Worse-Case-Scenario Tourettes

For years I would join my friend Jane’s family on their vacation in the Outer Banks. We spent most of our time lazing on the beach with G&Ts but every once in a while we would take an excursion. My favorite excursion was a fifteen minute drive up the coast to a place called Orange Blossom, a bakery known for its amazingly delicious oversized apple fritters.

People would come from all different parts of the island to score one of these bad boys. They were delectable and in demand. Sometimes they would sell out and you would have to wait twenty minutes till the next batch came out of the oven. You may find yourself at the end of a 10 person deep line waiting for the next batch, and you couldn’t be certain how many fritters each person might take. You’d be waiting in mouth-watering anticipation wondering if your fritter was this batch, the next or even another one after.

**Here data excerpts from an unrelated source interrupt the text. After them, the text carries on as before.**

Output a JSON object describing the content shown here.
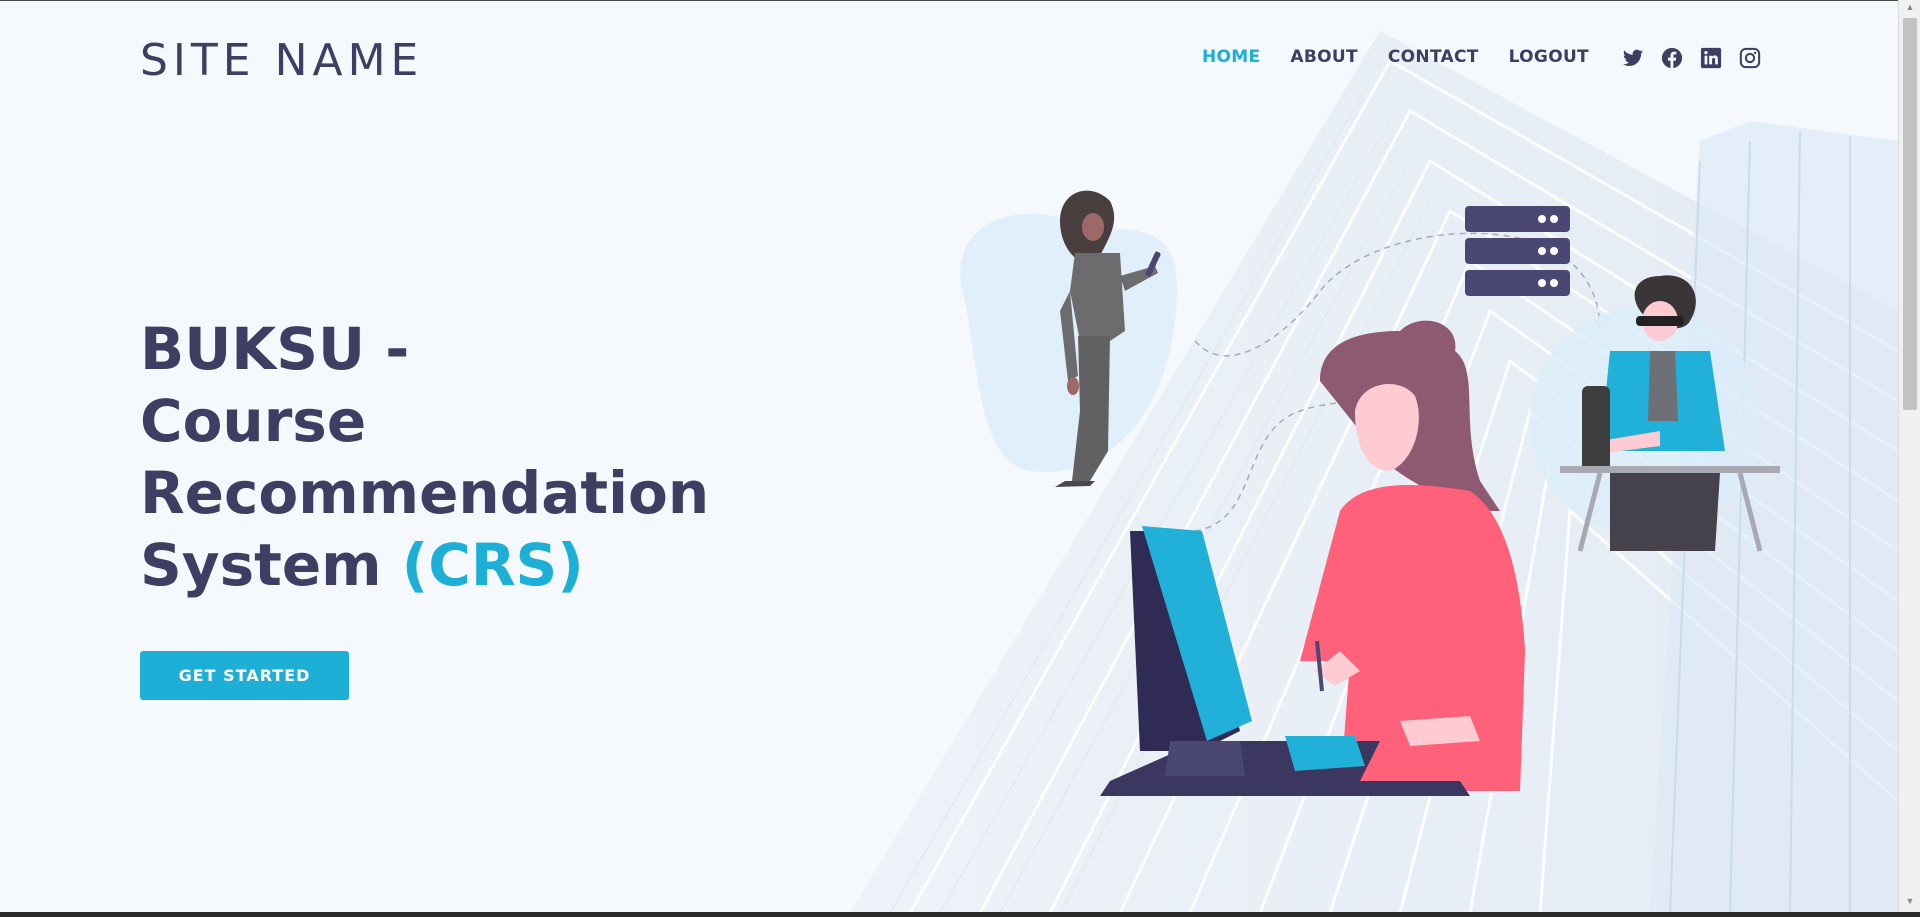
{
  "header": {
    "brand": "SITE NAME",
    "nav": [
      "HOME",
      "ABOUT",
      "CONTACT",
      "LOGOUT"
    ],
    "active_nav": "HOME",
    "social_icons": [
      "twitter-icon",
      "facebook-icon",
      "linkedin-icon",
      "instagram-icon"
    ]
  },
  "hero": {
    "title_line1": "BUKSU -",
    "title_line2": "Course",
    "title_line3": "Recommendation",
    "title_line4_main": "System ",
    "title_line4_accent": "(CRS)",
    "cta_label": "GET STARTED"
  },
  "colors": {
    "accent": "#1eafd6",
    "text_dark": "#3e3e62",
    "background": "#f5f8fd",
    "illustration_pink": "#fe6179",
    "illustration_purple": "#4b4773"
  }
}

Anyway one morning Jane, her father and I arrived to join a line of about seven or eight people, all waiting for the next batch with that quality of irritability that is distinctive to early mornings, when coffee is needed and hunger acute. At the front of the line was a very tall woman, probably in her fifties, she had wiry blond hair and equally wiry energy, as if she caused her own unique form of electrocution.

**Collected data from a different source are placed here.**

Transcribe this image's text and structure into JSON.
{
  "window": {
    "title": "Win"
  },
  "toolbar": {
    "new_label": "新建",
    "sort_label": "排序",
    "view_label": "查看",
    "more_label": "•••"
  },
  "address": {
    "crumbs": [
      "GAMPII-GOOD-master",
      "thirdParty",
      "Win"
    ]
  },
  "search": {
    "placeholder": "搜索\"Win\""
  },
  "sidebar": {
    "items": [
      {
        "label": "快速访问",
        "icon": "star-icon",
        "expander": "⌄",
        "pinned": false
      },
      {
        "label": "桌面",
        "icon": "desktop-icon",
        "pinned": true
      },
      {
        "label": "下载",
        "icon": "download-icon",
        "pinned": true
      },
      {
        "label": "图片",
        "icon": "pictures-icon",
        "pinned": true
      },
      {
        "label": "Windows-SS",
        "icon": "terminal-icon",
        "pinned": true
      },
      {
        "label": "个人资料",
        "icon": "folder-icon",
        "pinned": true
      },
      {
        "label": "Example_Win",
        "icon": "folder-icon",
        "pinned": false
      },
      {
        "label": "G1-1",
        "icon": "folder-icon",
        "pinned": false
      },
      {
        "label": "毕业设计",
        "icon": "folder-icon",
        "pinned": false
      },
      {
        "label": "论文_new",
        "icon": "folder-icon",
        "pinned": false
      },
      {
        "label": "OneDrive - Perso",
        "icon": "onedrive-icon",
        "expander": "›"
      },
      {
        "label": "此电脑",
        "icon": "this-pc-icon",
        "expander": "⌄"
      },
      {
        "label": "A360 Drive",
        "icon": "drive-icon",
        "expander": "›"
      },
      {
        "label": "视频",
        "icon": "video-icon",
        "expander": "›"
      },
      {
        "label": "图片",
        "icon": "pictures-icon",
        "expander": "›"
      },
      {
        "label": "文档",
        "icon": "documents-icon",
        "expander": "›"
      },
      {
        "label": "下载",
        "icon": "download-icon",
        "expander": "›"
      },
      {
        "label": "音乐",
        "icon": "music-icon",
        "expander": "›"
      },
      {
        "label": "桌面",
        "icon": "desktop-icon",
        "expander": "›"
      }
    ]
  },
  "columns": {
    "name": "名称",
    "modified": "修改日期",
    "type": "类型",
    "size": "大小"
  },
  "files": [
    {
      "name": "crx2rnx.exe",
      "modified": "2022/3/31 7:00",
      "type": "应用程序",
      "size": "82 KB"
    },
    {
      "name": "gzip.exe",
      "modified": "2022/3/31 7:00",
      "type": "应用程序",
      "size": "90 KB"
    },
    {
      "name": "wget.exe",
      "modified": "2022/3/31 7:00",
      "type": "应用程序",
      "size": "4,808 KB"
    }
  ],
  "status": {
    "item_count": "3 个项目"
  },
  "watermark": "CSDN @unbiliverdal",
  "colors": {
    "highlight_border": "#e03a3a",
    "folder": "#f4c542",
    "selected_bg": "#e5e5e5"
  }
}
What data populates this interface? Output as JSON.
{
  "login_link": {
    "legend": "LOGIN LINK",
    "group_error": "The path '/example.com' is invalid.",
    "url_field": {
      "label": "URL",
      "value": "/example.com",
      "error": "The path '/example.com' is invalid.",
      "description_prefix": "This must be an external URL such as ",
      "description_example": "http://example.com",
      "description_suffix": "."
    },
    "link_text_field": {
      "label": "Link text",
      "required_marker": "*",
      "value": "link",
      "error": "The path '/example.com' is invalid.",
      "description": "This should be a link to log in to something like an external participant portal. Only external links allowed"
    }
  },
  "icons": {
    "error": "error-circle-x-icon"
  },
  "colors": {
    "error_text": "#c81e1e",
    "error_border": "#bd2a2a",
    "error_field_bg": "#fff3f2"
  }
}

As the scent grew stronger we knew the next batch was headed our way. Soon enough it arrived and the very large tin tray was placed on top of the counter with a dozen golden apple fritters. You could feel the excitement in the air as your nostrils widened and saliva collected in your mouth.

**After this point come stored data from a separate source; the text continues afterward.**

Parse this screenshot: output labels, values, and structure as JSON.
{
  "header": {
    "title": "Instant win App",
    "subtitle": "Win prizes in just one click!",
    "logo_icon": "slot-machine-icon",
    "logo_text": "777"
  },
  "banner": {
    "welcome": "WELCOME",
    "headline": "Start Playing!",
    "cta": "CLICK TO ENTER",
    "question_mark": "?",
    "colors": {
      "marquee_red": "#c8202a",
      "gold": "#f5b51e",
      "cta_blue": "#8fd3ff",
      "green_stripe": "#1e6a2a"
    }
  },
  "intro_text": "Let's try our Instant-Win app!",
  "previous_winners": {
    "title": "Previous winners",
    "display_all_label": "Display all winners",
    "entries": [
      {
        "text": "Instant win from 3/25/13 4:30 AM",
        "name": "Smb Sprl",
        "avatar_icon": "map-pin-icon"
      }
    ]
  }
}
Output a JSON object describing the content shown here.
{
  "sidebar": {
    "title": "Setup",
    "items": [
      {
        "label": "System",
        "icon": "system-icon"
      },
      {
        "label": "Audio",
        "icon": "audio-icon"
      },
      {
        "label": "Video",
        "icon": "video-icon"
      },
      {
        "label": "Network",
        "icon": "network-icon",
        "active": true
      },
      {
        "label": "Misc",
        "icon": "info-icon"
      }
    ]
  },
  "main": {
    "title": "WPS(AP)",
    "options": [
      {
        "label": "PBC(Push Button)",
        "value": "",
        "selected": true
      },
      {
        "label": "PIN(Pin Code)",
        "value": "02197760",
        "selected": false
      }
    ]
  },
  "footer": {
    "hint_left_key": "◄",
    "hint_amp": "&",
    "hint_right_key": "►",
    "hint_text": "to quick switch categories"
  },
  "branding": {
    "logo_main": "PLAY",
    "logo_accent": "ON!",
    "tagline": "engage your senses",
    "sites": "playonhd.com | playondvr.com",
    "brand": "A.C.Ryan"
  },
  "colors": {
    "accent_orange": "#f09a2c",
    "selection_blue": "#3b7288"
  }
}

Shortly after the tray was set down, the baker retrieved her thin plastic gloves from underneath the counter, but as she turned away to put them on, something terrible happened.

You see up until the fritters arrived the wiry woman had been chatting with the couple in line behind her, praising these peerless pastries; her speech no doubt fueled her excitement and added exponentially to her already nervous energy, which resulted in the following inexplicable catastrophe:

As the baker turned around to put her hands in the gloves, the woman suddenly made an extremely elaborate gesture for which there was seemingly no precipitating cause. A gesture so spontaneous and unprompted that you could only imagine she had a form of physical Tourettes, specifically a kind of Tourettes that compels one to carry out– with uncontrollable urgency and fervor– any worst-case-scenario action that a given context could warrant. She had ​Worst-Case-Scenario Tourettes​.

With her unnecessary unbounded movement, the woman hit the tin tray from underneath with such great force that the fritters flew!

Everyone’s eyes grew wide. Their faces contorted in horror. The chipper impatience of the fritter-fiends transformed to anxious foreboding as the fritters soared into the air. Their sweet anticipations turned to preemptive bitterness as they watched the fritter descend. The silence of disbelief amplified the thud of every fritter as it hit the sandy tiled bakery floor.

Only three fritters landed back on the tray. No one spoke. We watched the baker put all three into a bag and hand them to the offender. The sweet warm crispy apple deliciousness our mouths anticipated was replaced by sour disgust and a collective sense of injustice.